וַתִּתֵּן גַּם־לְאִישָׁהּ עִמָּהּ וַיֹּאכַל׃

et elle donna aussi à son mari, avec-elle, et il mangea

LXX : καὶ ἔδωκεν καὶ τῷ ἀνδρὶ αὐτῆς μετ᾽ αὐτῆς καὶ ἔφαγον

Vulgate : deditque viro suo qui comedit

La très grande majorité des versions bibliques explicitent la pensée : "qui était auprès d'elle" (c'est aussi la leçon des Targums, ex. Onqelos :וִיהַבַת אַף לְבַעְלַהּ עִמַּהּ, וַאֲכַל). Seule la Traduction du Monde Nouveau porte cette mention "quand il fut avec elle".

Parmi les leçons curieuses, citons celle de Lazare Wogue, pourtant faite sur le texte hébreu : "pour qu'il fit comme elle" ainsi que Darby : "[pour qu'il en mangeât] avec elle". Les traductions de la Vulgate (Boisson, de Genoude, Glaire, Port Royal) sont peu explicites tout comme le texte latin, et ont tendance à insister davantage sur le fait que Adam mangea aussi du fruit : "et elle en donna à son mari qui en mangea aussi" (Fillion ; cf. Saci). C'est aussi la leçon de Perret-Gentil, bien qu'il traduise sur l'hébreu : "et en donna aussi à son mari qui en mangea".

Adam était-il donc présent au moment de la tentation d'Ève par le serpent ?

La TMN justifie son choix par l'explication suivante :

 

En hébreu, le verbe traduit par “donna” est à l’imparfait et il est associé à une forme particulière de la conjonction “et” [waw, en hébreu], ce qui indique une succession logique ou chronologique. C’est pourquoi, en Genèse 3:6, où le mot waw apparaît à plusieurs reprises pour relier des événements successifs, la Traduction du monde nouveau le traduit non seulement par “et”, mais également par d’autres termes de transition comme “alors”, “donc” et “ensuite”. La Traduction du monde nouveau a par conséquent de solides raisons de le rendre ainsi.

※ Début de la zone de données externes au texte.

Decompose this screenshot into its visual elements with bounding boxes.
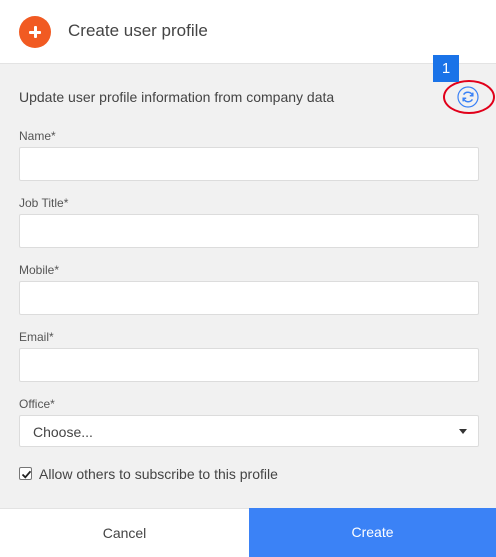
email-label: Email*	[19, 330, 54, 344]
refresh-icon	[457, 86, 479, 108]
name-label: Name*	[19, 129, 56, 143]
office-select[interactable]: Choose...	[19, 415, 479, 447]
add-icon	[19, 16, 51, 48]
dialog-title: Create user profile	[68, 21, 208, 40]
dialog-footer: Cancel Create	[0, 508, 496, 557]
subscribe-checkbox[interactable]	[19, 467, 32, 480]
job-title-field[interactable]	[19, 214, 479, 248]
cancel-button[interactable]: Cancel	[0, 508, 249, 557]
sync-description: Update user profile information from com…	[19, 89, 335, 105]
office-label: Office*	[19, 397, 55, 411]
mobile-field[interactable]	[19, 281, 479, 315]
mobile-label: Mobile*	[19, 263, 60, 277]
job-title-label: Job Title*	[19, 196, 69, 210]
step-badge: 1	[433, 55, 459, 82]
create-button[interactable]: Create	[249, 508, 496, 557]
name-field[interactable]	[19, 147, 479, 181]
dialog-body: Update user profile information from com…	[0, 55, 496, 508]
refresh-button[interactable]	[456, 85, 480, 109]
checkmark-icon	[21, 470, 32, 479]
caret-down-icon	[459, 429, 467, 434]
office-selected-value: Choose...	[33, 424, 93, 440]
subscribe-label: Allow others to subscribe to this profil…	[39, 466, 278, 482]
dialog-header: Create user profile	[0, 0, 496, 64]
email-field[interactable]	[19, 348, 479, 382]
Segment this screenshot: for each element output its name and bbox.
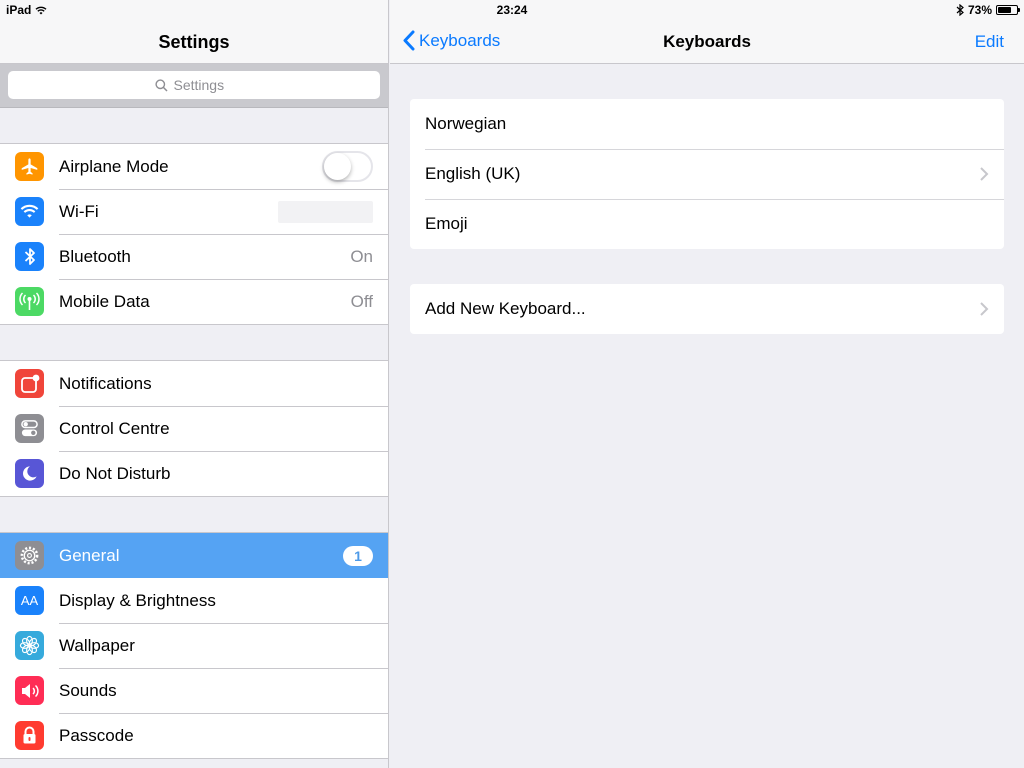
sidebar-item-sounds[interactable]: Sounds	[0, 668, 388, 713]
sidebar-item-do-not-disturb[interactable]: Do Not Disturb	[0, 451, 388, 496]
search-bar	[0, 64, 388, 108]
sidebar-item-label: Airplane Mode	[59, 156, 169, 176]
sidebar-item-label: Notifications	[59, 373, 152, 393]
add-new-keyboard-row[interactable]: Add New Keyboard...	[410, 284, 1004, 334]
chevron-right-icon	[980, 167, 989, 181]
sidebar-item-label: Wi-Fi	[59, 201, 99, 221]
add-new-keyboard-label: Add New Keyboard...	[425, 299, 586, 318]
edit-button[interactable]: Edit	[975, 32, 1004, 52]
bluetooth-icon	[15, 242, 44, 271]
sidebar-item-wallpaper[interactable]: Wallpaper	[0, 623, 388, 668]
cellular-icon	[15, 287, 44, 316]
settings-group: General 1 AA Display & Brightness Wallpaper S…	[0, 532, 388, 759]
sidebar-item-display-and-brightness[interactable]: AA Display & Brightness	[0, 578, 388, 623]
page-title: Keyboards	[663, 32, 751, 51]
add-keyboard-group: Add New Keyboard...	[410, 284, 1004, 334]
sidebar-item-control-centre[interactable]: Control Centre	[0, 406, 388, 451]
search-field[interactable]	[8, 71, 380, 99]
airplane-icon	[15, 152, 44, 181]
sidebar-item-bluetooth[interactable]: Bluetooth On	[0, 234, 388, 279]
sidebar-item-label: General	[59, 545, 120, 565]
toggle-knob	[324, 153, 351, 180]
sidebar-item-label: Sounds	[59, 680, 117, 700]
airplane-mode-toggle[interactable]	[322, 151, 373, 182]
wifi-network-redacted	[278, 200, 373, 223]
sidebar-item-label: Control Centre	[59, 418, 170, 438]
settings-group: Airplane Mode Wi-Fi Bluetooth On Mobile Data…	[0, 143, 388, 325]
keyboard-label: English (UK)	[425, 164, 521, 183]
display-icon-text: AA	[20, 593, 39, 608]
speaker-icon	[15, 676, 44, 705]
bluetooth-status-icon	[956, 4, 964, 16]
sidebar-item-label: Do Not Disturb	[59, 463, 171, 483]
sidebar-item-passcode[interactable]: Passcode	[0, 713, 388, 758]
sidebar-item-value: Off	[350, 291, 373, 311]
settings-groups: Airplane Mode Wi-Fi Bluetooth On Mobile Data…	[0, 108, 388, 759]
status-bar: iPad 23:24 73%	[0, 0, 1024, 20]
settings-sidebar: Settings Airplane Mode Wi-Fi Bluetooth On Mo…	[0, 0, 389, 768]
sidebar-item-wi-fi[interactable]: Wi-Fi	[0, 189, 388, 234]
keyboard-label: Norwegian	[425, 114, 507, 133]
clock: 23:24	[496, 3, 528, 17]
chevron-right-icon	[980, 302, 989, 316]
sidebar-item-label: Bluetooth	[59, 246, 131, 266]
sidebar-title: Settings	[158, 32, 230, 52]
sidebar-item-airplane-mode[interactable]: Airplane Mode	[0, 144, 388, 189]
battery-level	[998, 7, 1012, 13]
control-centre-icon	[15, 414, 44, 443]
display-icon: AA	[15, 586, 44, 615]
update-badge: 1	[343, 545, 373, 566]
keyboard-row[interactable]: Emoji	[410, 199, 1004, 249]
sidebar-item-value: On	[350, 246, 373, 266]
sidebar-item-label: Display & Brightness	[59, 590, 216, 610]
keyboard-label: Emoji	[425, 214, 468, 233]
keyboard-row[interactable]: English (UK)	[410, 149, 1004, 199]
sidebar-item-mobile-data[interactable]: Mobile Data Off	[0, 279, 388, 324]
moon-icon	[15, 459, 44, 488]
sidebar-item-label: Passcode	[59, 725, 134, 745]
wifi-icon	[15, 197, 44, 226]
keyboards-detail: Keyboards Keyboards Edit Norwegian Englis…	[390, 0, 1024, 768]
sidebar-item-label: Mobile Data	[59, 291, 150, 311]
keyboards-list: Norwegian English (UK) Emoji	[410, 99, 1004, 249]
sidebar-item-notifications[interactable]: Notifications	[0, 361, 388, 406]
battery-icon	[996, 5, 1020, 15]
sidebar-item-general[interactable]: General 1	[0, 533, 388, 578]
search-icon	[154, 78, 168, 92]
sidebar-item-label: Wallpaper	[59, 635, 135, 655]
settings-group: Notifications Control Centre Do Not Distur…	[0, 360, 388, 497]
search-input[interactable]	[173, 77, 234, 93]
gear-icon	[15, 541, 44, 570]
wallpaper-icon	[15, 631, 44, 660]
notifications-icon	[15, 369, 44, 398]
keyboard-row[interactable]: Norwegian	[410, 99, 1004, 149]
lock-icon	[15, 721, 44, 750]
battery-percent: 73%	[967, 3, 992, 17]
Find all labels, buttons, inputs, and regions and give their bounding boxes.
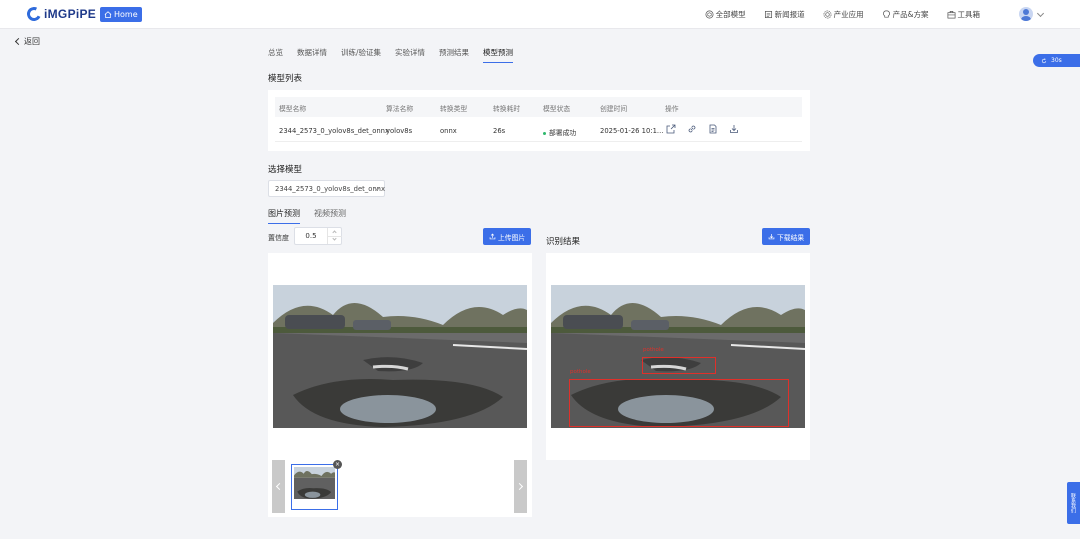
status-dot-icon	[543, 131, 546, 135]
cell-convert-type: onnx	[440, 127, 457, 135]
table-header: 模型名称 算法名称 转换类型 转换耗时 模型状态 创建时间 操作	[275, 97, 802, 117]
nav-item-industry[interactable]: 产业应用	[823, 9, 864, 20]
confidence-label: 置信度	[268, 234, 289, 242]
cell-status: 部署成功	[543, 127, 576, 137]
contact-us-tab[interactable]: 联系我们	[1067, 482, 1080, 524]
thumbnail-strip: ×	[272, 460, 527, 513]
nav-label: 产业应用	[833, 10, 864, 19]
upload-icon	[489, 233, 496, 240]
model-list-title: 模型列表	[268, 74, 303, 84]
nav-item-solutions[interactable]: 产品&方案	[882, 9, 929, 20]
tab-model-prediction[interactable]: 模型预测	[483, 47, 514, 63]
confidence-value[interactable]: 0.5	[301, 232, 321, 240]
col-status: 模型状态	[543, 105, 571, 113]
nav-label: 全部模型	[715, 10, 746, 19]
cell-algorithm: yolov8s	[386, 127, 413, 135]
stepper-arrows[interactable]	[327, 228, 342, 244]
detection-box	[569, 379, 789, 427]
scroll-right-button[interactable]	[514, 460, 527, 513]
timer-badge[interactable]: 30s	[1033, 54, 1080, 67]
cell-model-name: 2344_2573_0_yolov8s_det_onnx	[279, 127, 389, 135]
chevron-left-icon	[275, 482, 284, 491]
download-result-button[interactable]: 下载结果	[762, 228, 811, 245]
home-icon	[104, 11, 112, 18]
tab-train-val[interactable]: 训练/验证集	[341, 47, 381, 63]
input-road-image	[273, 285, 527, 428]
detection-label: pothole	[643, 347, 664, 353]
predict-tabs: 图片预测 视频预测	[268, 208, 346, 224]
nav-item-toolbox[interactable]: 工具箱	[947, 9, 981, 20]
result-image-panel: pothole pothole	[546, 253, 810, 460]
col-model-name: 模型名称	[279, 105, 307, 113]
col-created: 创建时间	[600, 105, 628, 113]
export-icon[interactable]	[666, 124, 676, 134]
cell-created: 2025-01-26 10:1...	[600, 127, 664, 135]
top-navbar: iMGPiPE Home 全部模型 新闻报道 产业应用 产品&方案 工具箱	[0, 0, 1080, 29]
chevron-right-icon	[515, 482, 524, 491]
tab-prediction-results[interactable]: 预测结果	[439, 47, 469, 63]
model-list-table: 模型名称 算法名称 转换类型 转换耗时 模型状态 创建时间 操作 2344_25…	[268, 90, 810, 151]
tab-overview[interactable]: 总览	[268, 47, 283, 63]
tab-image-predict[interactable]: 图片预测	[268, 208, 300, 224]
home-button[interactable]: Home	[100, 7, 142, 22]
tab-video-predict[interactable]: 视频预测	[314, 208, 346, 224]
logo-mark-icon	[25, 5, 43, 23]
main-nav: 全部模型 新闻报道 产业应用 产品&方案 工具箱	[705, 9, 980, 20]
download-label: 下载结果	[777, 233, 805, 242]
tab-data-details[interactable]: 数据详情	[297, 47, 327, 63]
detail-tabs: 总览 数据详情 训练/验证集 实验详情 预测结果 模型预测	[268, 47, 514, 63]
home-label: Home	[114, 10, 138, 19]
chevron-down-icon[interactable]	[1036, 9, 1045, 18]
select-model-title: 选择模型	[268, 165, 303, 175]
bulb-icon	[882, 10, 890, 18]
table-row: 2344_2573_0_yolov8s_det_onnx yolov8s onn…	[275, 120, 802, 142]
detection-box	[642, 357, 716, 374]
detection-label: pothole	[570, 369, 591, 375]
nav-item-all-models[interactable]: 全部模型	[705, 9, 746, 20]
col-convert-type: 转换类型	[440, 105, 468, 113]
gear-icon	[823, 10, 832, 19]
nav-item-news[interactable]: 新闻报道	[764, 9, 805, 20]
row-actions	[666, 124, 739, 134]
result-title: 识别结果	[546, 237, 581, 247]
refresh-icon	[1041, 57, 1047, 63]
chevron-left-icon	[14, 37, 23, 46]
confidence-stepper[interactable]: 0.5	[294, 227, 342, 245]
download-icon	[768, 234, 775, 240]
tab-experiment[interactable]: 实验详情	[395, 47, 425, 63]
col-actions: 操作	[665, 105, 679, 113]
nav-label: 产品&方案	[892, 10, 929, 19]
scroll-left-button[interactable]	[272, 460, 285, 513]
status-label: 部署成功	[549, 129, 577, 137]
thumbnail-item[interactable]	[291, 464, 338, 510]
close-icon[interactable]: ×	[333, 460, 342, 469]
news-icon	[764, 10, 772, 19]
upload-label: 上传图片	[498, 233, 526, 242]
download-icon[interactable]	[729, 124, 739, 134]
chevron-down-icon[interactable]	[332, 236, 337, 241]
back-label: 返回	[24, 37, 40, 46]
thumbnail-image	[294, 467, 335, 499]
col-algorithm: 算法名称	[386, 105, 414, 113]
link-icon[interactable]	[687, 124, 697, 134]
toolbox-icon	[947, 10, 955, 19]
document-icon[interactable]	[708, 124, 718, 134]
nav-label: 新闻报道	[774, 10, 805, 19]
logo[interactable]: iMGPiPE	[25, 5, 97, 23]
model-select[interactable]: 2344_2573_0_yolov8s_det_onnx	[268, 180, 385, 197]
cell-duration: 26s	[493, 127, 506, 135]
cube-icon	[705, 10, 714, 19]
upload-image-button[interactable]: 上传图片	[483, 228, 532, 245]
col-convert-duration: 转换耗时	[493, 105, 521, 113]
nav-label: 工具箱	[957, 10, 981, 19]
chevron-up-icon[interactable]	[332, 230, 337, 235]
model-select-value: 2344_2573_0_yolov8s_det_onnx	[275, 185, 385, 193]
avatar[interactable]	[1019, 7, 1033, 21]
logo-text: iMGPiPE	[44, 7, 97, 21]
input-image-panel: ×	[268, 253, 532, 517]
timer-label: 30s	[1051, 57, 1062, 64]
result-road-image: pothole pothole	[551, 285, 805, 428]
back-link[interactable]: 返回	[14, 36, 40, 47]
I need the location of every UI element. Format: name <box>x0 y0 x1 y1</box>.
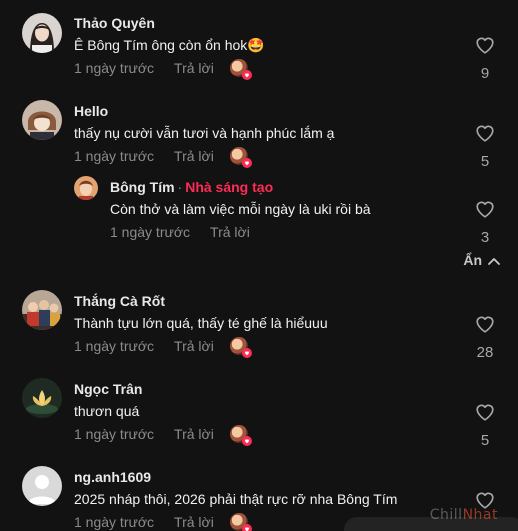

Peut-on imaginer qu’Adam ait suivi passivement la conversation entre sa femme et le serpent, qu’il ait écouté sans rien dire les mensonges et les calomnies du rebelle invisible qui se dissimulait derrière ce reptile? Notons que le bibliste allemand J. Lange rejette cette idée et fait ce commentaire: “La présence de l’homme durant la tentation et, qui plus est, son silence sont difficilement concevables.” À propos des mots “avec elle”, le commentateur juif B. Jacob explique qu’ils “ne [signifient] pas qu’il se tenait avec elle (pendant l’épisode précédent ou lorsqu’elle mangea)”. La Tour de Garde,1990 15/6 p. 31

Les arguments sont loin d'être convaincants (avec Lange, on peut ajouter : J. Wesley). Certes, le waw hébreu est agrégatif et peut suggérer une succession chronologique. Ici, il est dit conversif ou consécutif* (Cf. SKM pp.93-96, Pegon pp.92-95, Touzard §405, 391, Chabot §64, Driver pp.73 sq., Verheij pp.62-64, Weingreen §49, Gesenius §154, Joüon §117 sq., 176 sq.). Mais il est absurde de tergiverser sur l'attitude d'Adam - qui est notoirement passive. Qu'il fut présent ou non au moment de la tentation importe peu : avant ou après l'acte, il a suivi le geste de sa femme.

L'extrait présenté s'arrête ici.